Madison resident Christi Turnage was told in 2008 that she probably only had a couple of years to live.

Despite the return of an aggressive, incurable form of breast cancer, she is still kicking, and she credits Avastin – a medication the Federal Drug Administration revoked its approval for on Friday.

“It’s just devastating,” Turnage, 49, said of the FDA’s decision. “It’s very sad.”

FDA Commissioner Dr. Margaret Hamburg explained the decision, saying that the drug has not been shown to be safe and effective for the treatment of breast cancer.

Several members of Mississippi’s Congressional delegation said they are disappointed with the decision.

“While drug safety is an important consideration, women taking Avastin have run out of options,” said 3rd District U.S. Rep. Gregg Harper. “Until a cure is developed or a greater number of successful treatment alternatives are available, women with metastatic breast cancer should be allowed the option of taking Avastin.”

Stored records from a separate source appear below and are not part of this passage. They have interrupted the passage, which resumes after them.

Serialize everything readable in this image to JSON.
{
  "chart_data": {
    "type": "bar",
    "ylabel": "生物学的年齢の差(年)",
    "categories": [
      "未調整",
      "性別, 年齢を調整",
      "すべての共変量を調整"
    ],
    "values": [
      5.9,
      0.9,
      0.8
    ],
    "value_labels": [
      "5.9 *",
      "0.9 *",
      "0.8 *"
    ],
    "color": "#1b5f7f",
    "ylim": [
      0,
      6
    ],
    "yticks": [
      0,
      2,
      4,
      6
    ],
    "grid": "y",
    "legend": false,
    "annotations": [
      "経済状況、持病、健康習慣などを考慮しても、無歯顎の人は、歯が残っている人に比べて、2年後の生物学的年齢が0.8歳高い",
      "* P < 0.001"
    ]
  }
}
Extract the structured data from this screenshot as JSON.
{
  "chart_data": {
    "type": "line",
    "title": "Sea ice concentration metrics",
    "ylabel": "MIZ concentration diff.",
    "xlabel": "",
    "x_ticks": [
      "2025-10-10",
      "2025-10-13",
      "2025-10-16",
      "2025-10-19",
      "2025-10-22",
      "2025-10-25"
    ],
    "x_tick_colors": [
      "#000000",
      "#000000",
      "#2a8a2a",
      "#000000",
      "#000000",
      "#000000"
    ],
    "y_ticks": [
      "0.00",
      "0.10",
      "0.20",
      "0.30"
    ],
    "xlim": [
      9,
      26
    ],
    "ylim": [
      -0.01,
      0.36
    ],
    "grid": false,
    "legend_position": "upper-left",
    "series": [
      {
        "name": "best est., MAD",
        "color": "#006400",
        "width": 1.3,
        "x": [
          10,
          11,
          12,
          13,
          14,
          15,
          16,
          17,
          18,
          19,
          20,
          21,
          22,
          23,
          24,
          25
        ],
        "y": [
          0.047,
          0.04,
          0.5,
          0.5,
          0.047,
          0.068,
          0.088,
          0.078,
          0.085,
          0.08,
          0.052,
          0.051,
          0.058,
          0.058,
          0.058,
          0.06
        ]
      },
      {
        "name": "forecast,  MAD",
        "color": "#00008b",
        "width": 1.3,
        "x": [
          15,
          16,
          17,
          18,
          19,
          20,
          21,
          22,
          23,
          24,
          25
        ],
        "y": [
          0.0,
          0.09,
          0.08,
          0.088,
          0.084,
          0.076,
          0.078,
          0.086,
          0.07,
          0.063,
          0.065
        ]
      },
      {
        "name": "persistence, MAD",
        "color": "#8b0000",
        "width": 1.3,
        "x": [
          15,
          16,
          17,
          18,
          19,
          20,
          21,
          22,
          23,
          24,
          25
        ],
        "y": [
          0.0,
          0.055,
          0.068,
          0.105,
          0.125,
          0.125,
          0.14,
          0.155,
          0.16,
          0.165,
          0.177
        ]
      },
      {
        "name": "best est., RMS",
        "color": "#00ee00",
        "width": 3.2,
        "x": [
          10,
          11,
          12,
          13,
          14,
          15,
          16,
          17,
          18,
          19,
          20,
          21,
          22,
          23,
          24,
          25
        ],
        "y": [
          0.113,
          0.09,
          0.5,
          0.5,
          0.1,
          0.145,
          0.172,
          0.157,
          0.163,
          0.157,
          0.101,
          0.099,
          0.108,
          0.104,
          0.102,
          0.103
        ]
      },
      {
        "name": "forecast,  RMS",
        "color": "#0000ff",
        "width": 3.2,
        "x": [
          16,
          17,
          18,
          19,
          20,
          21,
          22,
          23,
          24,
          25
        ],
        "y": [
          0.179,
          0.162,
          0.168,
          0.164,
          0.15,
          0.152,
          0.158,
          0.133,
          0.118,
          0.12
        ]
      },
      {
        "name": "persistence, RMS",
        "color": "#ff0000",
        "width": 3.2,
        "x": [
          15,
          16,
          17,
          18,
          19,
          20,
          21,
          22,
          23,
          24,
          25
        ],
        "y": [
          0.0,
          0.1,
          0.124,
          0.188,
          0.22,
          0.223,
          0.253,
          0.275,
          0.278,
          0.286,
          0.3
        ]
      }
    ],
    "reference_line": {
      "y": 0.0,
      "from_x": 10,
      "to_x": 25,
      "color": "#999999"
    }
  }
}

Sen. Roger Wicker said: “For some battling this deadly disease, Avastin is the only option.”

Wicker sent a letter to Hamburg in July asking the FDA to think of patients who rely on Avastin as their last option. Four of his Senate colleagues also signed it.

Harper and 1st District U.S. Rep. Alan Nunnelee also sent a letter to the commissioner, and it was signed by 15 of their House colleagues.